Ishmael sort of liked them.
Tina was the tiny blonde woman who had been so glad to see Ishmael return. She looked about thirteen but could have been forty. Whatever her actual age, she had the distinct air of a runaway. She was very worshipful to Ishmael and he couldn’t help wondering if she liked oral sex.
Caroline was the woman with the nose stud who had talked of being lost. She was very lean, usually carrying some kind of vegetable. Ishmael might once have thought that she had grown it herself organically, but now he assumed it must have been bought at the nearest hypermarket.

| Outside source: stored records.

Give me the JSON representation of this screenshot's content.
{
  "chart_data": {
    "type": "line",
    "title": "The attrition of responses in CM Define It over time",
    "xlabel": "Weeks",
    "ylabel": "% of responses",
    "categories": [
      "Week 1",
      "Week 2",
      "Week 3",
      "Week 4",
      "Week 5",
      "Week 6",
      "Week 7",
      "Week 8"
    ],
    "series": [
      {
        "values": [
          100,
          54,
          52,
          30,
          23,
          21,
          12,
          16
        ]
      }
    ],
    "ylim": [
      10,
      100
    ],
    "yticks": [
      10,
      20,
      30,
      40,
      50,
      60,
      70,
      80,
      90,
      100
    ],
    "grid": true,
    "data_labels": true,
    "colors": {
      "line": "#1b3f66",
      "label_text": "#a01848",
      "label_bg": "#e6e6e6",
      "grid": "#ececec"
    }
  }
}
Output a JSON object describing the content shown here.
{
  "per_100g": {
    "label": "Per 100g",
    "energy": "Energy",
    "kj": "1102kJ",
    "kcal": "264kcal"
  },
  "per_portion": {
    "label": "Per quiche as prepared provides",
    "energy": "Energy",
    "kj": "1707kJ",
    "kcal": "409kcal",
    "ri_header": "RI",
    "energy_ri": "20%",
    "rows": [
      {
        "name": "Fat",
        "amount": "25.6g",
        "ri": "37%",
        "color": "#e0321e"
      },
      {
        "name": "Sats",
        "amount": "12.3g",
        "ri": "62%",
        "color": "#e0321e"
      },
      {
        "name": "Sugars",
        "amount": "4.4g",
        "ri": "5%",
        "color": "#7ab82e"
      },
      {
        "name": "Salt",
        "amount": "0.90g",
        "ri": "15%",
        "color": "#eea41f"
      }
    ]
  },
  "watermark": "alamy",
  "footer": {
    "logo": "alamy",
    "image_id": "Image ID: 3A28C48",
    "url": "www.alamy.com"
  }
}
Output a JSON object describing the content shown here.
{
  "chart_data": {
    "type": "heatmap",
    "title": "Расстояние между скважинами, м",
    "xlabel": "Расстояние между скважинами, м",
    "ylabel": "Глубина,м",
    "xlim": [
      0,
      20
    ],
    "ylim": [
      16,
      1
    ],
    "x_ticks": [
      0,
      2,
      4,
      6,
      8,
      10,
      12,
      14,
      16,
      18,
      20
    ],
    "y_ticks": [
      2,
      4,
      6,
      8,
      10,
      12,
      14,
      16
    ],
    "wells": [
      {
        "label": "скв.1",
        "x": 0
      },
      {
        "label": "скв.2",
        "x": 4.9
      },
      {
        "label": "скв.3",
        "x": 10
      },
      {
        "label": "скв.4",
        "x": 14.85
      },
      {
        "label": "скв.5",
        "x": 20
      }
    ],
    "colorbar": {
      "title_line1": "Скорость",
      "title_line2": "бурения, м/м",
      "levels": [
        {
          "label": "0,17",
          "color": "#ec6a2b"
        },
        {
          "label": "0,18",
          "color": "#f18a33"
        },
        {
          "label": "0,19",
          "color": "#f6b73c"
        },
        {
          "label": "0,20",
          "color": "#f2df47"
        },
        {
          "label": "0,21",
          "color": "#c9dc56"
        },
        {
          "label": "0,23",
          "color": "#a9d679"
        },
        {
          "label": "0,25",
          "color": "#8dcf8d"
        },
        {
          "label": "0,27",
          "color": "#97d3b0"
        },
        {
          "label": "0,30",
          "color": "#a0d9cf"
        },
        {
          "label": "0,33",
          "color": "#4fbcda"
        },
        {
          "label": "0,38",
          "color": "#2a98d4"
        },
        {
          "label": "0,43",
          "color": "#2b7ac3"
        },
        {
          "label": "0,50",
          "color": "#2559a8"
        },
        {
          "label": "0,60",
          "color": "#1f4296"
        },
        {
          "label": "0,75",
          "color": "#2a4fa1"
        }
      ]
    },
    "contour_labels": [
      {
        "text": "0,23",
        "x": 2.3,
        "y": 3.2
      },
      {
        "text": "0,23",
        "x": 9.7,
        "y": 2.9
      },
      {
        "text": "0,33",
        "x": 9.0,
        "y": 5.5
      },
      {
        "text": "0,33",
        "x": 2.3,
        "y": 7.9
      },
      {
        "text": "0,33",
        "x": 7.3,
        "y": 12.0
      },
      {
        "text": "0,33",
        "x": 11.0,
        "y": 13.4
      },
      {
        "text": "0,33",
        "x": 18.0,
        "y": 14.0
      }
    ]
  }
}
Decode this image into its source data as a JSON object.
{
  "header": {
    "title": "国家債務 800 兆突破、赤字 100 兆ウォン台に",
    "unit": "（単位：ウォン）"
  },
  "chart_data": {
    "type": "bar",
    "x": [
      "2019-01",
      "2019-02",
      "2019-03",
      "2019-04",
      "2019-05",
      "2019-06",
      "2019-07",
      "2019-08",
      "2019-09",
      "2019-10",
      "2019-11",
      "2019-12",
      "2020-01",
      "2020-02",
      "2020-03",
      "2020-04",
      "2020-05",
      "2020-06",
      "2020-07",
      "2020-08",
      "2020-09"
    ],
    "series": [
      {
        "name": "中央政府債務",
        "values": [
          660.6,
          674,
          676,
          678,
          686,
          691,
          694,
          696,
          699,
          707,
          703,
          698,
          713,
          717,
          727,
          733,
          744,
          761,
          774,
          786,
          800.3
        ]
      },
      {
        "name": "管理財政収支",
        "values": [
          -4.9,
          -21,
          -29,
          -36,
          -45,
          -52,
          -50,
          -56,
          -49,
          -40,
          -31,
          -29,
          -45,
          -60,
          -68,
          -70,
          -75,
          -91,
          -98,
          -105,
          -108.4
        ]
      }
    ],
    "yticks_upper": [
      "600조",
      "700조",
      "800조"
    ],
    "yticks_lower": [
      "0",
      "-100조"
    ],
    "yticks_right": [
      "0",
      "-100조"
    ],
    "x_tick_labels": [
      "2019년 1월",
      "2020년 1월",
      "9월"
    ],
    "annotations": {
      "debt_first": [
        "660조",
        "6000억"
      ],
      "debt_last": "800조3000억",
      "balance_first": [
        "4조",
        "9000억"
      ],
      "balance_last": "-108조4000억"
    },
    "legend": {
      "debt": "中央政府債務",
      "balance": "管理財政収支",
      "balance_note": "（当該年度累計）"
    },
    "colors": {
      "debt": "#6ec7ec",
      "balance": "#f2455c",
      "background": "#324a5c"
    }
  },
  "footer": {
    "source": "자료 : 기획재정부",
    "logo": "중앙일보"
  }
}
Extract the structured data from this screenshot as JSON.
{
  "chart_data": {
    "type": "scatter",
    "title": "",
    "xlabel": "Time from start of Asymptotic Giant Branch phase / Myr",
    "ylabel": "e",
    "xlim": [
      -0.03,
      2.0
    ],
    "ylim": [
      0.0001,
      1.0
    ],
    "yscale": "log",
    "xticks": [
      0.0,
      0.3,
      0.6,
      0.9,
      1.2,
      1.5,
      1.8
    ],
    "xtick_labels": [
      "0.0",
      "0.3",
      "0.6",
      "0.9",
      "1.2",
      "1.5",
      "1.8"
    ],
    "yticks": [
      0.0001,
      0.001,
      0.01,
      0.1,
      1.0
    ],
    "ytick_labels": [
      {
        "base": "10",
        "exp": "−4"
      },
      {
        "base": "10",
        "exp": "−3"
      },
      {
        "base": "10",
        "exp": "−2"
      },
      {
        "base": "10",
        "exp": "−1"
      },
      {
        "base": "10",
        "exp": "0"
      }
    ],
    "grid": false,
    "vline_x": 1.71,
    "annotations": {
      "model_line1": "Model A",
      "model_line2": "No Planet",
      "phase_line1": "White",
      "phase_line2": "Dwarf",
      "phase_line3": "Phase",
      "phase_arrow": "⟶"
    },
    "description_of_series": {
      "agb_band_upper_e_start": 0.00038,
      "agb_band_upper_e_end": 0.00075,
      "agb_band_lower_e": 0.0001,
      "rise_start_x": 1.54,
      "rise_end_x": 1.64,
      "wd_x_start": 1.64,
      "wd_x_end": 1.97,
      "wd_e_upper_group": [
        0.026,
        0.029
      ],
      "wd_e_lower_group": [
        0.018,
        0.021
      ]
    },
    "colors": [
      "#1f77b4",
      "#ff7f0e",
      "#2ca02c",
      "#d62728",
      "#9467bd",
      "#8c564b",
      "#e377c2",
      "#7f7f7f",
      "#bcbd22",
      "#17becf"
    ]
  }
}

‘Are you still lost?’ he asked her.
‘I don’t know,’ she said. ‘I don’t know if I know anything anymore.’
Mary was the artist. Every commune has to have at least one. She was interested in what you might call natural imagery. Her paintings usually featured the sea and the moon, mountains and suns and deserts, not that they looked like any deserts or mountains or seas that you’d ever actually come across, so Ishmael assumed they had to be symbolic.
He could see there would be a role for her in The Plan.
Harold was sixty. He looked like a derelict bank manager who had dropped out, and that was exactly what he was. He’d taken early retirement and decided to become a hippy. He wasn’t all that much of a hippy. In fact he was another tie-wearer. Sometimes he even wore a suit, but if he did he was sure to subvert the effect by also wearing sandals or hiking boots.
Despite or because of his banking background Harold thought The Plan was a real winner.
There were others who came and went — a white-haired woman who cut everybody’s hair, a pair of teenage punkettes, a Rastafarian in jogging gear who played the harmonica, a couple of used-car salesmen, a female plumber with hair to her waist. They were a chequered crew, but they all saw the good sense of The Plan, and they all loved Ishmael and would follow him anywhere.
♦
Dawn breaks on the morning of 12 September 1974. It is New Year’s Day according to the Ethiopian calendar and in the abandoned Imperial Palace Haile Selassie I listens to the throb of truck engines and the rumble of tank tracks as these vehicles pull into the palace grounds.
It has been a long time coming, this revolution, this deposal by the Provisional Government.
The Emperor receives three battle-dressed soldiers in one of the palace’s less opulent chambers. One of the soldiers reads the act of dethronement, citing despotism, corruption and old age. The soldiers are calm. Their charges are restrained. The ceremony is bloodless.
Haile Selassie is led from the palace and assured that he will be conveyed to a safe place. He is accustomed to being driven in limousines, at the sight of which loyal subjects throw themselves to the ground, but today there is to be no such pomp.
In the driveway is a green Volkswagen Beetle, its engine running, an officer at the wheel. The officer leans over, shoves open the passenger door and tilts the front passenger seat forward so that the Emperor can get in the back.
Until now Haile Selassie has behaved with quiet resignation but this is too much.
‘So it has come to this,’ he protests. ‘Is this really how I am to make my exit? Can you be serious?’ The final indignity.